Fig. 5 Effects of fluid flow environment on the adhesion forces between HMrSV5 cells and fibronectin molecules. The AFM probe carrying a fibronectin-coated microsphere was used to detect the adhesion forces of HMrSV5 cells grown in static cell culture medium (A) or fluidic cell culture medium (B). (I and II) Typical force curves obtained on a same HMrSV5 cell before (I) and after (II) growth in static/fluidic medium. (III) Changes of the adhesion forces of ten same HMrSV5 cells before and after growth in static/fluidic medium. (IV) Overall changes of the adhesion forces of the ten cells. Statistical significance was set at the following levels: *p < 0.05, **p < 0.01, ***p < 0.001, ****p < 0.0001, ns not significant.

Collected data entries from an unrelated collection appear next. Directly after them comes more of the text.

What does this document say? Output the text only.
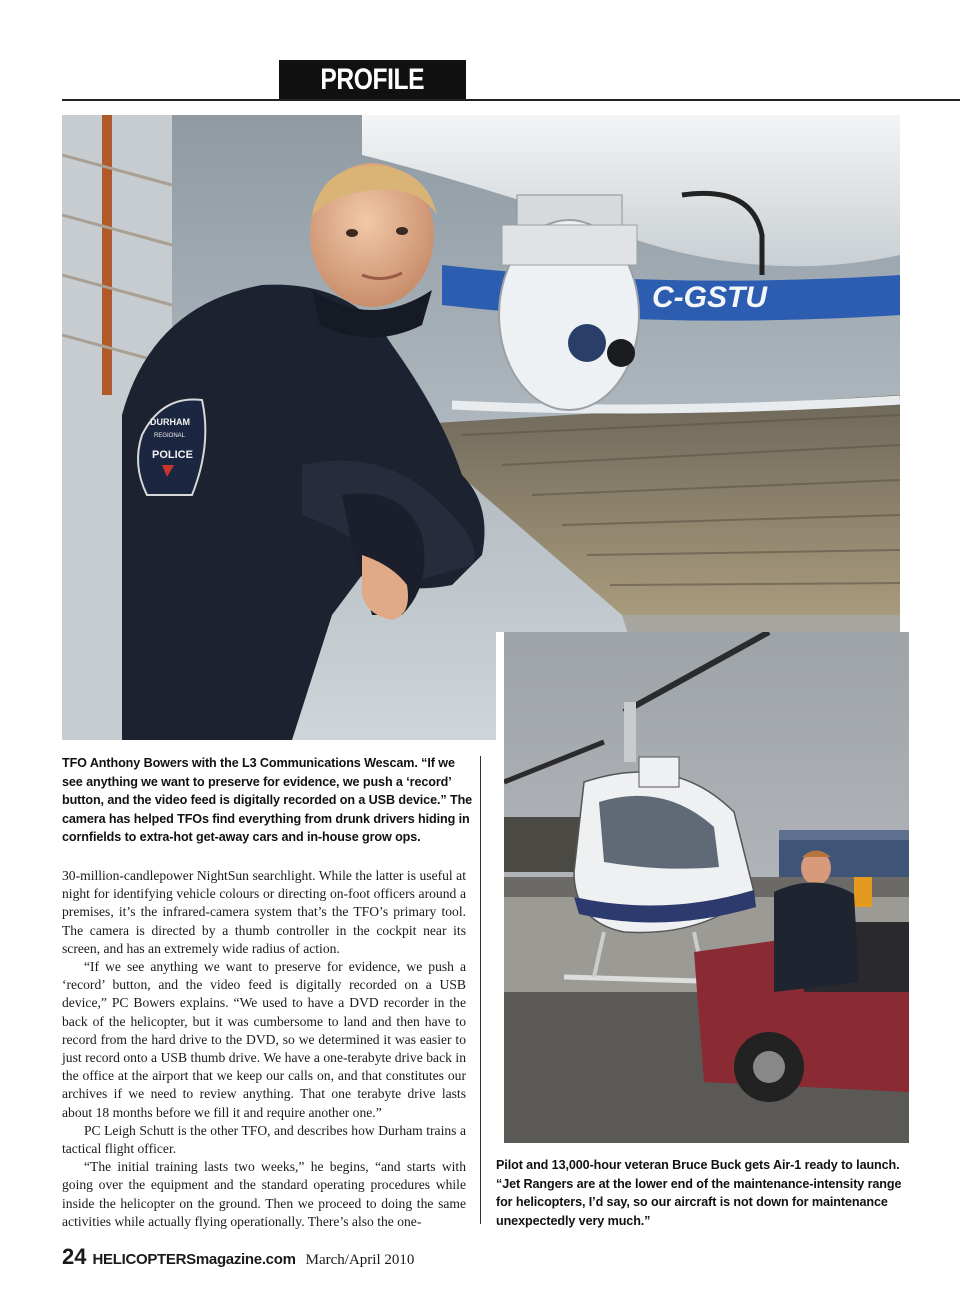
PROFILE
C-GSTU
DURHAM
REGIONAL
POLICE
TFO Anthony Bowers with the L3 Communications Wescam. “If we see anything we want to preserve for evidence, we push a ‘record’ button, and the video feed is digitally recorded on a USB device.” The camera has helped TFOs find everything from drunk drivers hiding in cornfields to extra-hot get-away cars and in-house grow ops.

30-million-candlepower NightSun searchlight. While the latter is useful at night for identifying vehicle colours or directing on-foot officers around a premises, it’s the infrared-camera system that’s the TFO’s primary tool. The camera is directed by a thumb controller in the cockpit near its screen, and has an extremely wide radius of action.

“If we see anything we want to preserve for evidence, we push a ‘record’ button, and the video feed is digitally recorded on a USB device,” PC Bowers explains. “We used to have a DVD recorder in the back of the helicopter, but it was cumbersome to land and then have to record from the hard drive to the DVD, so we determined it was easier to just record onto a USB thumb drive. We have a one-terabyte drive back in the office at the airport that we keep our calls on, and that constitutes our archives if we need to review anything. That one terabyte drive lasts about 18 months before we fill it and require another one.”

PC Leigh Schutt is the other TFO, and describes how Durham trains a tactical flight officer.

“The initial training lasts two weeks,” he begins, “and starts with going over the equipment and the standard operating procedures while inside the helicopter on the ground. Then we proceed to doing the same activities while actually flying operationally. There’s also the one-

Pilot and 13,000-hour veteran Bruce Buck gets Air-1 ready to launch. “Jet Rangers are at the lower end of the maintenance-intensity range for helicopters, I’d say, so our aircraft is not down for maintenance unexpectedly very much.”
24 HELICOPTERSmagazine.com March/April 2010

Fig. 6 Effects of fluid flow environment on the adhesion forces between HMrSV5 cells and ConA molecules. The AFM probe carrying a ConA-coated microsphere was used to detect the adhesion forces of HMrSV5 cells grown in static cell culture medium (A) or fluidic cell culture medium (B). (I and II) Typical force curves obtained on a same HMrSV5 cell before (I) and after (II) growth in static/fluidic medium. (III) Changes of the adhesion forces of ten same HMrSV5 cells before and after growth in static/fluidic medium. (IV) Overall changes of the adhesion forces of the ten cells. Statistical significance was set at the following levels: *p < 0.05, **p < 0.01, ***p < 0.001, ****p < 0.0001, ns not significant.

Fig. 7 Confocal fluorescence microscopy experiments showing the decrease of E-cadherin molecules on cells after growth in fluidic cell culture medium. (A) Cells after growth in static cell culture medium for 4 h (for control). (B) Cells after growth in fluidic cell culture medium (120 mL h⁻¹) for 4 h. (I) Results of the cell apical surface. (II) Results of the cell basal surface. E-cadherin molecules were stained with green fluorescence and nuclei were stained with blue fluorescence.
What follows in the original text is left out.